The 27-year-old has campaigned extensively about reforming payday loan companies’ policies after battling with one for 18 months.
She said: "I took a high rate loan out just because I was struggling to get by in 2010 and because I’m on a low income, I struggled to pay it back at the end of the month.
"This meant I took another loan out to keep up with the interest which continued for 18 months.
"A lot of it is about standing up and saying ‘this happened to me’ because there is a strong stigma attached to it and an assumption about the type of person taking out a payday loan.
"Some of our recommendations I've campaigned for through Sharkstopper (Labour party pressure group) have been made law and if this legislation had been around in 2010 I wouldn’t have struggled in this way."
Councillor Doran originally trained to be a journalist after thinking politics was not for her.
She said: "I did my undergrad degree at Nottingham and then an MA in Broadcast Journalism at Nottingham Trent. I soon realised though I wanted to be making news rather than reporting on it.

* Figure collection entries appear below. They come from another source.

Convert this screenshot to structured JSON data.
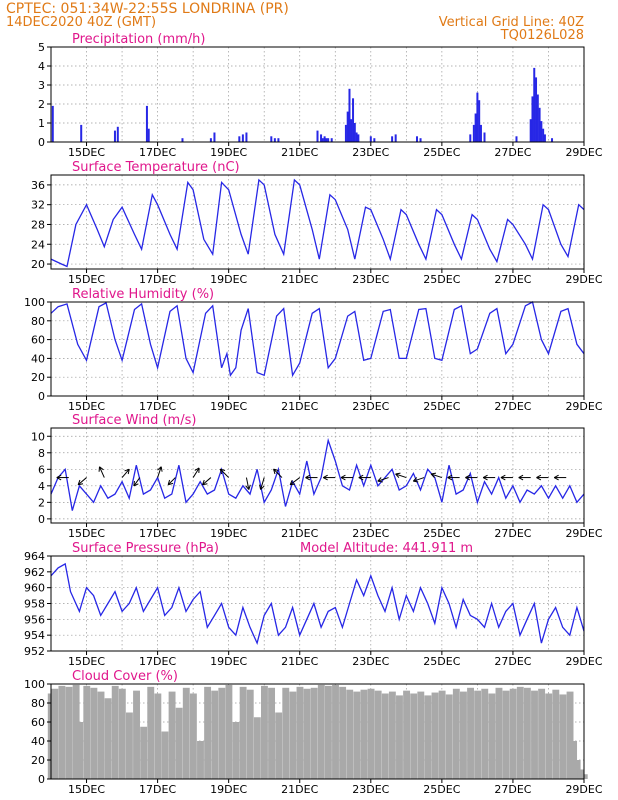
{
  "header": {
    "line1": "CPTEC:   051:34W-22:55S   LONDRINA (PR)",
    "line2_left": "14DEC2020 40Z (GMT)",
    "line2_right": "Vertical Grid Line: 40Z",
    "line3_right": "TQ0126L028"
  },
  "colors": {
    "header": "#e07a16",
    "title": "#e0178c",
    "series": "#2727e6",
    "cloud": "#a9a9a9",
    "arrow": "#000000",
    "grid": "#9a9a9a"
  },
  "x_axis": {
    "ticks": [
      {
        "pos": 1,
        "label": "15DEC"
      },
      {
        "pos": 3,
        "label": "17DEC"
      },
      {
        "pos": 5,
        "label": "19DEC"
      },
      {
        "pos": 7,
        "label": "21DEC"
      },
      {
        "pos": 9,
        "label": "23DEC"
      },
      {
        "pos": 11,
        "label": "25DEC"
      },
      {
        "pos": 13,
        "label": "27DEC"
      },
      {
        "pos": 15,
        "label": "29DEC"
      }
    ],
    "range": [
      0,
      15
    ]
  },
  "chart_data": [
    {
      "id": "precip",
      "type": "bar",
      "title": "Precipitation (mm/h)",
      "ylim": [
        0,
        5
      ],
      "yticks": [
        0,
        1,
        2,
        3,
        4,
        5
      ],
      "grid": true,
      "x": [
        0.05,
        0.85,
        1.8,
        1.88,
        2.7,
        2.75,
        3.7,
        4.5,
        4.6,
        5.3,
        5.4,
        5.5,
        6.2,
        6.3,
        6.4,
        7.5,
        7.6,
        7.65,
        7.7,
        7.75,
        7.8,
        7.9,
        8.3,
        8.35,
        8.4,
        8.45,
        8.5,
        8.55,
        8.6,
        8.65,
        9.0,
        9.1,
        9.6,
        9.7,
        10.3,
        10.4,
        11.8,
        11.9,
        11.95,
        12.0,
        12.05,
        12.1,
        12.2,
        13.1,
        13.5,
        13.55,
        13.6,
        13.65,
        13.7,
        13.75,
        13.8,
        13.85,
        13.9,
        14.1
      ],
      "values": [
        1.9,
        0.9,
        0.6,
        0.8,
        1.9,
        0.7,
        0.2,
        0.2,
        0.5,
        0.3,
        0.4,
        0.5,
        0.3,
        0.2,
        0.2,
        0.6,
        0.4,
        0.2,
        0.3,
        0.2,
        0.2,
        0.2,
        0.9,
        1.6,
        2.8,
        1.2,
        2.3,
        1.0,
        0.5,
        0.4,
        0.3,
        0.2,
        0.3,
        0.4,
        0.3,
        0.2,
        0.4,
        0.9,
        1.5,
        2.6,
        2.2,
        0.9,
        0.5,
        0.3,
        1.2,
        2.4,
        3.9,
        3.4,
        2.5,
        1.8,
        1.1,
        0.7,
        0.4,
        0.2
      ]
    },
    {
      "id": "temp",
      "type": "line",
      "title": "Surface Temperature (nC)",
      "ylim": [
        19,
        38
      ],
      "yticks": [
        20,
        24,
        28,
        32,
        36
      ],
      "grid": true,
      "x": [
        0.0,
        0.3,
        0.45,
        0.7,
        1.0,
        1.3,
        1.5,
        1.75,
        2.0,
        2.35,
        2.55,
        2.85,
        3.0,
        3.35,
        3.55,
        3.85,
        4.0,
        4.3,
        4.55,
        4.8,
        5.0,
        5.35,
        5.55,
        5.85,
        6.0,
        6.3,
        6.55,
        6.85,
        7.0,
        7.35,
        7.55,
        7.85,
        8.0,
        8.35,
        8.55,
        8.85,
        9.0,
        9.35,
        9.55,
        9.85,
        10.0,
        10.35,
        10.55,
        10.85,
        11.0,
        11.35,
        11.55,
        11.85,
        12.0,
        12.35,
        12.55,
        12.85,
        13.0,
        13.35,
        13.55,
        13.85,
        14.0,
        14.35,
        14.55,
        14.85,
        15.0
      ],
      "values": [
        21,
        20,
        19.5,
        28,
        32,
        27,
        23.5,
        29,
        31.5,
        26,
        23,
        34,
        32,
        26,
        23,
        36.5,
        35,
        25,
        22,
        36.5,
        35,
        26,
        22,
        37,
        36,
        26,
        22,
        37,
        36,
        27,
        21,
        34,
        33,
        27,
        21,
        31.5,
        31,
        25,
        21,
        31,
        30,
        24,
        21,
        31,
        30,
        24,
        21,
        30,
        29,
        23,
        20.5,
        29,
        28,
        24,
        21,
        32,
        31,
        24,
        21.5,
        32,
        31
      ]
    },
    {
      "id": "rh",
      "type": "line",
      "title": "Relative Humidity (%)",
      "ylim": [
        0,
        100
      ],
      "yticks": [
        0,
        20,
        40,
        60,
        80,
        100
      ],
      "grid": true,
      "x": [
        0.0,
        0.2,
        0.45,
        0.75,
        1.0,
        1.35,
        1.55,
        1.8,
        2.0,
        2.35,
        2.55,
        2.8,
        3.0,
        3.35,
        3.55,
        3.8,
        4.0,
        4.35,
        4.55,
        4.8,
        4.95,
        5.05,
        5.2,
        5.35,
        5.55,
        5.8,
        6.0,
        6.35,
        6.55,
        6.8,
        7.0,
        7.35,
        7.55,
        7.8,
        8.0,
        8.35,
        8.55,
        8.8,
        9.0,
        9.35,
        9.55,
        9.8,
        10.0,
        10.35,
        10.55,
        10.8,
        11.0,
        11.35,
        11.55,
        11.8,
        12.0,
        12.35,
        12.55,
        12.8,
        13.0,
        13.35,
        13.55,
        13.8,
        14.0,
        14.35,
        14.55,
        14.8,
        15.0
      ],
      "values": [
        88,
        95,
        98,
        55,
        38,
        95,
        99,
        60,
        38,
        92,
        98,
        55,
        30,
        90,
        96,
        40,
        25,
        88,
        96,
        30,
        45,
        22,
        30,
        70,
        93,
        25,
        22,
        85,
        93,
        22,
        35,
        88,
        93,
        30,
        40,
        85,
        90,
        38,
        40,
        90,
        92,
        40,
        40,
        92,
        93,
        40,
        38,
        92,
        96,
        45,
        50,
        88,
        93,
        45,
        55,
        96,
        100,
        60,
        45,
        90,
        93,
        55,
        45
      ]
    },
    {
      "id": "wind",
      "type": "line",
      "title": "Surface Wind (m/s)",
      "ylim": [
        -0.5,
        11
      ],
      "yticks": [
        0,
        2,
        4,
        6,
        8,
        10
      ],
      "grid": true,
      "x": [
        0.0,
        0.2,
        0.4,
        0.6,
        0.8,
        1.0,
        1.2,
        1.4,
        1.6,
        1.8,
        2.0,
        2.2,
        2.4,
        2.6,
        2.8,
        3.0,
        3.2,
        3.4,
        3.6,
        3.8,
        4.0,
        4.2,
        4.4,
        4.6,
        4.8,
        5.0,
        5.2,
        5.4,
        5.6,
        5.8,
        6.0,
        6.2,
        6.4,
        6.6,
        6.8,
        7.0,
        7.2,
        7.4,
        7.6,
        7.8,
        8.0,
        8.2,
        8.4,
        8.6,
        8.8,
        9.0,
        9.2,
        9.4,
        9.6,
        9.8,
        10.0,
        10.2,
        10.4,
        10.6,
        10.8,
        11.0,
        11.2,
        11.4,
        11.6,
        11.8,
        12.0,
        12.2,
        12.4,
        12.6,
        12.8,
        13.0,
        13.2,
        13.4,
        13.6,
        13.8,
        14.0,
        14.2,
        14.4,
        14.6,
        14.8,
        15.0
      ],
      "values": [
        3,
        5,
        6,
        1,
        4,
        3,
        2,
        4,
        2.5,
        3,
        4.5,
        2.5,
        6.5,
        3,
        3.5,
        5,
        2.5,
        3,
        6.5,
        2,
        3,
        4.5,
        3,
        3.5,
        6,
        3,
        2.5,
        4,
        3,
        6,
        2,
        3.5,
        6,
        1.5,
        4.5,
        3,
        7,
        3,
        5,
        9.5,
        7,
        4,
        3.5,
        6.5,
        4,
        6.5,
        4,
        5,
        6,
        3.5,
        4,
        5.5,
        3.5,
        6,
        5,
        2,
        6.5,
        3,
        3.5,
        5.5,
        2,
        4.5,
        3,
        5,
        2.5,
        4,
        2,
        3.5,
        3,
        4,
        2.5,
        4,
        2.5,
        4,
        2,
        3
      ],
      "vectors": [
        {
          "x": 0.5,
          "u": -1,
          "v": 0
        },
        {
          "x": 1.0,
          "u": -0.7,
          "v": -0.6
        },
        {
          "x": 1.5,
          "u": -0.4,
          "v": 0.9
        },
        {
          "x": 2.0,
          "u": 0.6,
          "v": 0.7
        },
        {
          "x": 2.5,
          "u": -0.5,
          "v": -0.7
        },
        {
          "x": 3.0,
          "u": 0.3,
          "v": 0.9
        },
        {
          "x": 3.5,
          "u": -0.6,
          "v": -0.6
        },
        {
          "x": 4.0,
          "u": 0.5,
          "v": 0.8
        },
        {
          "x": 4.5,
          "u": -0.7,
          "v": -0.6
        },
        {
          "x": 5.0,
          "u": -0.7,
          "v": 0.7
        },
        {
          "x": 5.5,
          "u": 0.2,
          "v": -1
        },
        {
          "x": 6.0,
          "u": -0.3,
          "v": -1
        },
        {
          "x": 6.5,
          "u": -0.7,
          "v": 0.7
        },
        {
          "x": 7.0,
          "u": -0.8,
          "v": -0.6
        },
        {
          "x": 7.5,
          "u": -1,
          "v": 0
        },
        {
          "x": 8.0,
          "u": -1,
          "v": 0
        },
        {
          "x": 8.5,
          "u": -1,
          "v": 0
        },
        {
          "x": 9.0,
          "u": -1,
          "v": 0
        },
        {
          "x": 9.5,
          "u": -0.9,
          "v": -0.3
        },
        {
          "x": 10.0,
          "u": -0.9,
          "v": 0.3
        },
        {
          "x": 10.5,
          "u": -0.9,
          "v": -0.3
        },
        {
          "x": 11.0,
          "u": -0.9,
          "v": 0.3
        },
        {
          "x": 11.5,
          "u": -1,
          "v": 0
        },
        {
          "x": 12.0,
          "u": -1,
          "v": 0
        },
        {
          "x": 12.5,
          "u": -1,
          "v": 0
        },
        {
          "x": 13.0,
          "u": -1,
          "v": 0
        },
        {
          "x": 13.5,
          "u": -1,
          "v": 0
        },
        {
          "x": 14.0,
          "u": -1,
          "v": 0
        },
        {
          "x": 14.5,
          "u": -1,
          "v": 0
        }
      ]
    },
    {
      "id": "pres",
      "type": "line",
      "title": "Surface Pressure (hPa)",
      "annotation": "Model Altitude: 441.911  m",
      "ylim": [
        952,
        964
      ],
      "yticks": [
        952,
        954,
        956,
        958,
        960,
        962,
        964
      ],
      "grid": true,
      "x": [
        0.0,
        0.2,
        0.4,
        0.55,
        0.8,
        1.0,
        1.2,
        1.4,
        1.6,
        1.8,
        2.0,
        2.2,
        2.4,
        2.6,
        2.8,
        3.0,
        3.2,
        3.4,
        3.6,
        3.8,
        4.0,
        4.2,
        4.4,
        4.6,
        4.8,
        5.0,
        5.2,
        5.4,
        5.6,
        5.8,
        6.0,
        6.2,
        6.4,
        6.6,
        6.8,
        7.0,
        7.2,
        7.4,
        7.6,
        7.8,
        8.0,
        8.2,
        8.4,
        8.6,
        8.8,
        9.0,
        9.2,
        9.4,
        9.6,
        9.8,
        10.0,
        10.2,
        10.4,
        10.6,
        10.8,
        11.0,
        11.2,
        11.4,
        11.6,
        11.8,
        12.0,
        12.2,
        12.4,
        12.6,
        12.8,
        13.0,
        13.2,
        13.4,
        13.6,
        13.8,
        14.0,
        14.2,
        14.4,
        14.6,
        14.8,
        15.0
      ],
      "values": [
        961.5,
        962.5,
        963,
        959.5,
        957,
        960,
        959,
        956.5,
        958,
        959.5,
        957,
        958,
        960,
        957,
        958.5,
        960,
        956.5,
        957.5,
        960,
        957,
        958.5,
        959.5,
        955,
        956.5,
        958,
        955,
        954,
        957.5,
        955,
        953,
        956.5,
        958,
        954,
        955,
        957.5,
        954,
        956,
        958,
        955,
        957,
        957.5,
        955,
        958,
        961,
        959,
        961.5,
        959,
        957,
        960,
        956,
        959,
        957,
        960,
        958,
        955.5,
        960,
        958,
        955,
        958.5,
        956.5,
        956,
        955,
        958,
        955,
        957,
        958,
        954,
        956,
        958,
        953,
        956,
        957.5,
        955,
        954,
        957.5,
        954.5
      ]
    },
    {
      "id": "cloud",
      "type": "area",
      "title": "Cloud Cover (%)",
      "ylim": [
        0,
        100
      ],
      "yticks": [
        0,
        20,
        40,
        60,
        80,
        100
      ],
      "grid": true,
      "x": [
        0.0,
        0.1,
        0.3,
        0.5,
        0.7,
        0.8,
        1.0,
        1.2,
        1.4,
        1.6,
        1.8,
        2.0,
        2.2,
        2.4,
        2.6,
        2.8,
        3.0,
        3.2,
        3.4,
        3.6,
        3.8,
        4.0,
        4.2,
        4.4,
        4.6,
        4.8,
        5.0,
        5.2,
        5.4,
        5.6,
        5.8,
        6.0,
        6.2,
        6.4,
        6.6,
        6.8,
        7.0,
        7.2,
        7.4,
        7.6,
        7.8,
        8.0,
        8.2,
        8.4,
        8.6,
        8.8,
        9.0,
        9.2,
        9.4,
        9.6,
        9.8,
        10.0,
        10.2,
        10.4,
        10.6,
        10.8,
        11.0,
        11.2,
        11.4,
        11.6,
        11.8,
        12.0,
        12.2,
        12.4,
        12.6,
        12.8,
        13.0,
        13.2,
        13.4,
        13.6,
        13.8,
        14.0,
        14.2,
        14.4,
        14.6,
        14.7,
        14.8,
        14.9,
        15.0
      ],
      "values": [
        90,
        95,
        98,
        97,
        99,
        60,
        98,
        96,
        92,
        85,
        98,
        95,
        70,
        93,
        55,
        97,
        90,
        50,
        92,
        75,
        96,
        90,
        40,
        97,
        93,
        96,
        99,
        60,
        97,
        94,
        65,
        98,
        96,
        70,
        96,
        92,
        97,
        95,
        96,
        99,
        98,
        99,
        97,
        94,
        92,
        94,
        95,
        93,
        90,
        92,
        88,
        93,
        90,
        92,
        88,
        91,
        93,
        89,
        95,
        92,
        96,
        93,
        95,
        90,
        96,
        93,
        95,
        97,
        96,
        93,
        95,
        90,
        94,
        89,
        92,
        40,
        20,
        10,
        5
      ]
    }
  ]
}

"I always thought politics wasn’t for someone like me – my mum is a hospital housekeeper (check) and my dad works on a building site.
"My local Labour party has been really good about my lack of money and is supporting working class people into politics – for example, I don’t have a car so they pick me up for meetings."
Cllr Doran now works with older people and believes it has provided good experience for her councillor-role.
She said: "I work in a residential care as an activities coordinator for people with dementia and nursing needs.
"It’s wonderful – every day is different and I come away knowing I’ve changed someone’s life for the better.
"In many ways it’s like being a councillor because you’re going to a situation you’ve never seen before and you need to think ‘how can I fix this for you’."